After the meeting at the Élysée Palace, Morawiecki told reporters he had communicated to Macron his concerns about several "coexisting" geopolitical challenges for Europe, Poland's PAP news agency reported.
These include "the situation on Poland's border with Belarus, which is also the eastern frontier of NATO and the European Union," Morawiecki said. He also listed "the build-up of Russian troops along the border with Ukraine" and "Moscow's gas blackmail," which he said was leading to rising energy prices across Europe.
Morawiecki told reporters that Macron "underlined several times that our views of these risks, of the events happening around us, are very similar."
He said he had also told Macron "about that peculiar Russian weapon, namely propaganda, hacker attacks and cyber crime."
"To all these combined actions, there should be one response, namely the whole EU working together," Morawiecki stressed.
"I am pleased to see such a collective approach during the discussions I've held across Europe, as we continue our diplomatic offensive," he also said.
Diplomatic drive
Over the past few days, Polish leaders have stepped up their diplomatic efforts to garner international support as Warsaw strives to fix the migration crisis on its frontier with Belarus.
As part of this offensive, Morawiecki on Sunday visited the Baltic states of Lithuania, Latvia and Estonia, before taking part in a summit of the regional Visegrad Group and also visiting Croatia on Tuesday.
Following the meeting at the Élysée Palace, the Polish prime minister was set to travel to Ljubljana for talks with Slovenian Prime Minister Janez Janša, whose country currently presides over the European Union.
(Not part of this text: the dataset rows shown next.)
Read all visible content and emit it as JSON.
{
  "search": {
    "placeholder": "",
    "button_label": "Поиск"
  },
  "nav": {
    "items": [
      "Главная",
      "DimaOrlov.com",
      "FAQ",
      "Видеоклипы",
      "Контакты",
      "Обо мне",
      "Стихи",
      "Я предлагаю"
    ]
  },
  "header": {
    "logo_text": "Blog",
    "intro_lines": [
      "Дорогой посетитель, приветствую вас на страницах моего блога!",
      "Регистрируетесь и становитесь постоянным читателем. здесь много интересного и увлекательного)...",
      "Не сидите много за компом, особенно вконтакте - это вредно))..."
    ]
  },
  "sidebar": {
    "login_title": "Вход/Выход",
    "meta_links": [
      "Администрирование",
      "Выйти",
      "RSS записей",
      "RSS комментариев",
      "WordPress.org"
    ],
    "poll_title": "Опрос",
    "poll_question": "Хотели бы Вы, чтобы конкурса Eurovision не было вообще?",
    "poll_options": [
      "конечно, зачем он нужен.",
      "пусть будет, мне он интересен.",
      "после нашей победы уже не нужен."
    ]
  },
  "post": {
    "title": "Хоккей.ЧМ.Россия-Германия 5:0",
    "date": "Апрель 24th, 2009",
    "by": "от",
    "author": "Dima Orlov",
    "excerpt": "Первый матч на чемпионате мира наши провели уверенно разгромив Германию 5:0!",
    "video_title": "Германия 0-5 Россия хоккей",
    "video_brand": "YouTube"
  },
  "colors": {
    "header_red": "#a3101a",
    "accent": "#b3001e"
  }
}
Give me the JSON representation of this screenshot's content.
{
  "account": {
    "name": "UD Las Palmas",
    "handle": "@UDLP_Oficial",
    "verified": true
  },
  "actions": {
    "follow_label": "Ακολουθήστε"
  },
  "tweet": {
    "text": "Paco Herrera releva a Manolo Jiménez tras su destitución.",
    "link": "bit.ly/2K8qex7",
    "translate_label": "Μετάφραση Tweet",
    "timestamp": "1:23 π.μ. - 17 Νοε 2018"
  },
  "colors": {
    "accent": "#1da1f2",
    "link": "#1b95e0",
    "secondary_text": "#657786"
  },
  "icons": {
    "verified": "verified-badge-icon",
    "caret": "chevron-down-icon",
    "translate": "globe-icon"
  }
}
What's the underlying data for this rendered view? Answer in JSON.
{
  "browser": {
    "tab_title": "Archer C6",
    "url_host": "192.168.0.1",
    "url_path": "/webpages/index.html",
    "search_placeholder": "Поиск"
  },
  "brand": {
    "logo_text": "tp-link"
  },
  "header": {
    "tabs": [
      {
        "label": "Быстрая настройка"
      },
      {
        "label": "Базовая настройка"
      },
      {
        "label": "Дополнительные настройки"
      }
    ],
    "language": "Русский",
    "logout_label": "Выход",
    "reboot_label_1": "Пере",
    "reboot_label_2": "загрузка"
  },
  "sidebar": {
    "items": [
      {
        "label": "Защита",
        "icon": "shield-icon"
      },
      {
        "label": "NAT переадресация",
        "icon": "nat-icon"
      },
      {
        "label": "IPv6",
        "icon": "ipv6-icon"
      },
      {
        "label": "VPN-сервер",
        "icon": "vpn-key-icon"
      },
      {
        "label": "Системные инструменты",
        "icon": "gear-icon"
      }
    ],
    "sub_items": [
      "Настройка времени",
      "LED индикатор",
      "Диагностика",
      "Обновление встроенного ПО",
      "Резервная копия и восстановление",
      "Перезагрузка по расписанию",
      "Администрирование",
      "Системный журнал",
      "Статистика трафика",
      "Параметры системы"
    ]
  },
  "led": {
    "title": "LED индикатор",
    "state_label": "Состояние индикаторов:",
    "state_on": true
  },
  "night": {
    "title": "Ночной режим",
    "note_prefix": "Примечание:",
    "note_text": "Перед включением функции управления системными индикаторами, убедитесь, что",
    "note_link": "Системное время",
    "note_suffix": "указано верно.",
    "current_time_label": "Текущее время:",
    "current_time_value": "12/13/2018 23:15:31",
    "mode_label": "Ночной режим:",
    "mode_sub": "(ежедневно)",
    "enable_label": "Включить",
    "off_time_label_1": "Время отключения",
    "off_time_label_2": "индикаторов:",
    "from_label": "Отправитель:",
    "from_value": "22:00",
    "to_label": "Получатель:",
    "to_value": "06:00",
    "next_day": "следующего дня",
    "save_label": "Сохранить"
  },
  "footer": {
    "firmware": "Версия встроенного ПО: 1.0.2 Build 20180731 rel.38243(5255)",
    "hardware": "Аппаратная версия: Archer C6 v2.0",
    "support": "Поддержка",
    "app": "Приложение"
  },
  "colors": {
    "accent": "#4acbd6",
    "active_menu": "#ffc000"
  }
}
"Issues such as the difficult geopolitical situation, cyber attacks, threats on the energy market and artificial migration flows - all these require joint action and coordination," the Polish government spokesman, Piotr Müller, tweeted ahead of Morawiecki's trip.
On Thursday, Morawiecki is due to hold talks with Germany's outgoing Chancellor Angela Merkel in Berlin.
While in Paris on Wednesday, the Polish prime minister said he would talk to Merkel about the controversial Nord Stream 2 gas pipeline between Russia and Germany.
The months-long migrant crisis on the Polish-Belarusian border has escalated in recent weeks, with Poland, the European Union and its member states, as well as NATO and the United States accusing Belarus strongman leader Alexander Lukashenko of orchestrating the standoff in retaliation for Western sanctions against his regime.